ASSESSORIA PARLAMENTAR

Na Câmara, pesquisadores culpam “cultura do carro” por problemas de mobilidade

Pesquisadores e parlamentares debateram hoje (04/10), na Câmara dos Deputados, caminhos para resolver os problemas de mobilidade nas cidades brasileiras. O crescimento no número de carros, a precariedade dos transportes públicos e os prejuízos aos pedestres foram algumas das questões na pauta. O tema foi discutido na quarta edição do Fórum Interativo de Desenvolvimento Urbano, iniciativa da Comissão de Desenvolvimento Urbano (CDU) da Câmara dos Deputados em parceria com o CAU/BR.

 

Quarta edição do Fórum Interativo discutiu a mobilidade urbana no Brasil (Foto: Will Shutter/Câmara dos Deputados)
Quarta edição do Fórum Interativo discutiu a mobilidade urbana no Brasil (Foto: Will Shutter/Câmara dos Deputados)

 

Na opinião do arquiteto e urbanista Nazareno Stanislau, diretor nacional do Instituto Movimento Nacional pelo Direito ao Transporte Público de Qualidade para Todos (MDT), qualquer solução para a mobilidade urbana no país passa pela renúncia ao carro como principal meio de transporte. “O Brasil fez uma opção pelo automóvel.

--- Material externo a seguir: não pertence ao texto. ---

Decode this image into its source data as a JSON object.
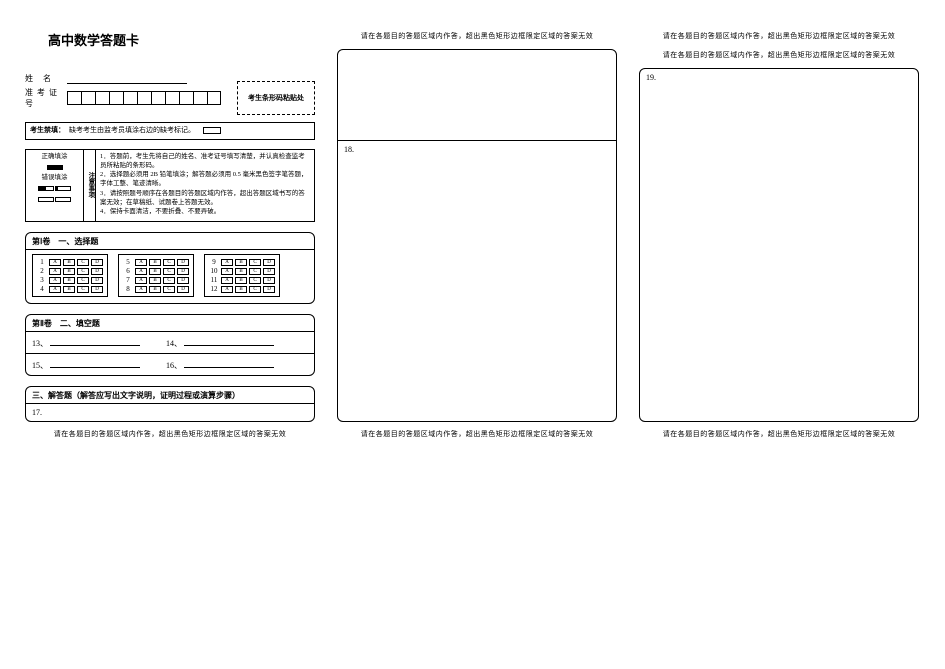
{
  "title": "高中数学答题卡",
  "info": {
    "name_label": "姓 名",
    "ticket_label": "准考证号",
    "ticket_cells": 11,
    "barcode_label": "考生条形码粘贴处"
  },
  "examinee_notice": {
    "label": "考生禁填：",
    "text": "缺考考生由监考员填涂右边的缺考标记。"
  },
  "fill_example": {
    "left_header": "填涂样例",
    "correct_label": "正确填涂",
    "wrong_label": "错误填涂",
    "mid_header": "注意事项",
    "rules": [
      "1．答题前，考生先将自己的姓名、准考证号填写清楚，并认真检查监考员所粘贴的条形码。",
      "2．选择题必须用 2B 铅笔填涂；解答题必须用 0.5 毫米黑色签字笔答题，字体工整、笔迹清晰。",
      "3．请按照题号顺序在各题目的答题区域内作答，超出答题区域书写的答案无效；在草稿纸、试题卷上答题无效。",
      "4．保持卡面清洁，不要折叠、不要弄破。"
    ]
  },
  "part1": {
    "title": "第Ⅰ卷　一、选择题",
    "options": [
      "A",
      "B",
      "C",
      "D"
    ],
    "groups": [
      [
        1,
        2,
        3,
        4
      ],
      [
        5,
        6,
        7,
        8
      ],
      [
        9,
        10,
        11,
        12
      ]
    ]
  },
  "part2": {
    "title": "第Ⅱ卷　二、填空题",
    "rows": [
      [
        "13、",
        "14、"
      ],
      [
        "15、",
        "16、"
      ]
    ]
  },
  "part3": {
    "title": "三、解答题（解答应写出文字说明，证明过程或演算步骤）",
    "q17": "17.",
    "q18": "18.",
    "q19": "19."
  },
  "boundary_note": "请在各题目的答题区域内作答，超出黑色矩形边框限定区域的答案无效",
  "colors": {
    "border": "#000000",
    "background": "#ffffff"
  }
}
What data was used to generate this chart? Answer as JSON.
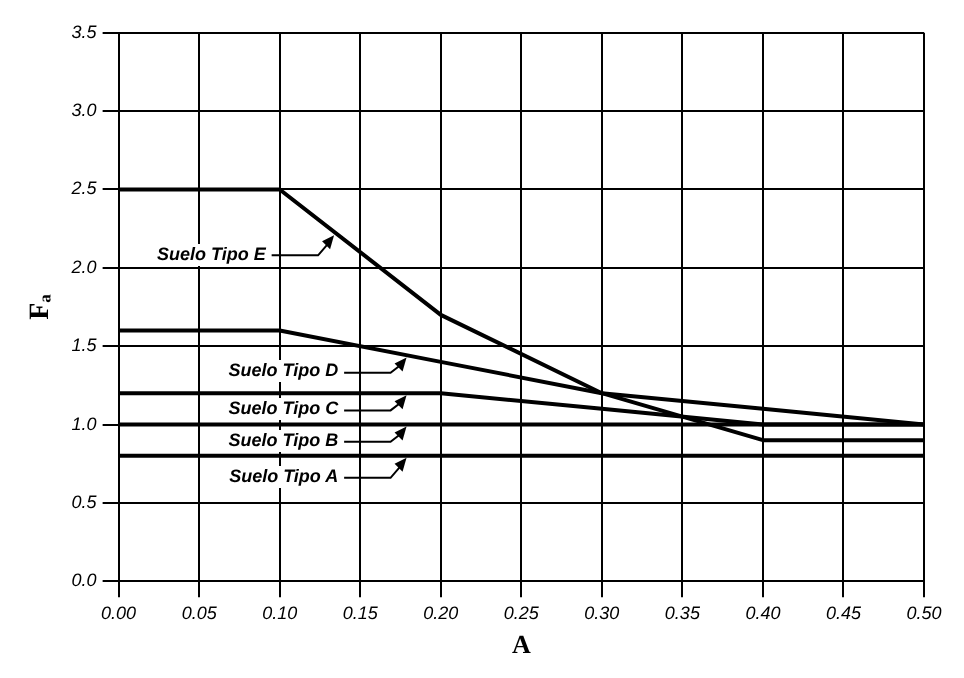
{
  "chart_data": {
    "type": "line",
    "xlabel": "A",
    "ylabel": "Fₐ",
    "xlim": [
      0,
      0.5
    ],
    "xticks": [
      {
        "value": 0,
        "label": "0.00"
      },
      {
        "value": 0.05,
        "label": "0.05"
      },
      {
        "value": 0.1,
        "label": "0.10"
      },
      {
        "value": 0.15,
        "label": "0.15"
      },
      {
        "value": 0.2,
        "label": "0.20"
      },
      {
        "value": 0.25,
        "label": "0.25"
      },
      {
        "value": 0.3,
        "label": "0.30"
      },
      {
        "value": 0.35,
        "label": "0.35"
      },
      {
        "value": 0.4,
        "label": "0.40"
      },
      {
        "value": 0.45,
        "label": "0.45"
      },
      {
        "value": 0.5,
        "label": "0.50"
      }
    ],
    "ylim": [
      0,
      3.5
    ],
    "yticks": [
      {
        "value": 0,
        "label": "0.0"
      },
      {
        "value": 0.5,
        "label": "0.5"
      },
      {
        "value": 1,
        "label": "1.0"
      },
      {
        "value": 1.5,
        "label": "1.5"
      },
      {
        "value": 2,
        "label": "2.0"
      },
      {
        "value": 2.5,
        "label": "2.5"
      },
      {
        "value": 3,
        "label": "3.0"
      },
      {
        "value": 3.5,
        "label": "3.5"
      }
    ],
    "x": [
      0,
      0.1,
      0.2,
      0.3,
      0.4,
      0.5
    ],
    "series": [
      {
        "name": "Suelo Tipo A",
        "color": "#000000",
        "values": [
          0.8,
          0.8,
          0.8,
          0.8,
          0.8,
          0.8
        ]
      },
      {
        "name": "Suelo Tipo B",
        "color": "#000000",
        "values": [
          1.0,
          1.0,
          1.0,
          1.0,
          1.0,
          1.0
        ]
      },
      {
        "name": "Suelo Tipo C",
        "color": "#000000",
        "values": [
          1.2,
          1.2,
          1.2,
          1.1,
          1.0,
          1.0
        ]
      },
      {
        "name": "Suelo Tipo D",
        "color": "#000000",
        "values": [
          1.6,
          1.6,
          1.4,
          1.2,
          1.1,
          1.0
        ]
      },
      {
        "name": "Suelo Tipo E",
        "color": "#000000",
        "values": [
          2.5,
          2.5,
          1.7,
          1.2,
          0.9,
          0.9
        ]
      }
    ],
    "grid": true,
    "legend": "left",
    "marker": "none",
    "line_style": "solid"
  }
}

E o que vejo hoje é um pensamento no sentido de como vamos salvar os automóveis para as pessoas continuarem usando. É impossível”, argumentou.

 

Guilherme Fonseca Cardoso, que participou da audiência pela internet, chamou a atenção dos deputados para a importância da valorização do pedestre, que na visão dele fica em segundo plano na lógica da mobilidade. “A mobilidade a pé é um dos modais mais utilizados nas viagens diárias. Por que a legislação não é clara sobre a competência, padronização e conservação das calçadas? Municípios transferem ao particular a conservação e não fiscalizam. Além disso, não há um modelo padrão de calçada”, afirmou.

 

O engenheiro civil Pastor Willy Gonzáles, coordenador do Centro Interdisciplinar de Estudos em Transportes (Ceftru) da Universidade de Brasília (UnB), demonstrou otimismo em relação à contribuição da tecnologia portátil na questão da mobilidade. Ele relatou o caso do aplicativo Carona Phone, desenvolvido por estudantes da UnB para possibilitar o compartilhamento solidário de transporte entre os colegas do câmpus.

 

Na opinião de Pastor Willy Gonzáles, a tecnologia dos smartphones pode ser uma grande alidada da mobilidade urbana (Foto: Will Shutter/Câmara dos Deputados)
Na opinião de Pastor Willy Gonzáles, a tecnologia dos smartphones pode ser uma grande alidada da mobilidade urbana (Foto: Will Shutter/Câmara dos Deputados)

 

Para o pesquisador, os aplicativos de mercado, como Uber, Cabify e 99, também representam avanços em relação ao modo de se pensar a mobilidade nas cidades. Na opinião dele, a regulamentação desses aplicativos é uma oportunidade para se criar também uma modalidade pública desse tipo de transporte. “Por que não incluir o transporte público no projeto que regulamenta aplicativos como o Uber? É um modelo que poderia ser pensado”.

 

Mais pessimista em relação aos aplicativos de transporte privado, Nazareno Stanislau acredita que eles não representam uma solução a longo prazo para o problema da mobilidade urbana. “Não há espaço para tanto automóvel, compartilhado ou não. O compartilhado é um alento, mas não é solução. E aí também entra o aspecto de mercado: quando há muita demanda, o preço desses transportes fica altíssimo. É como passagem de avião. Não é algo fixo”.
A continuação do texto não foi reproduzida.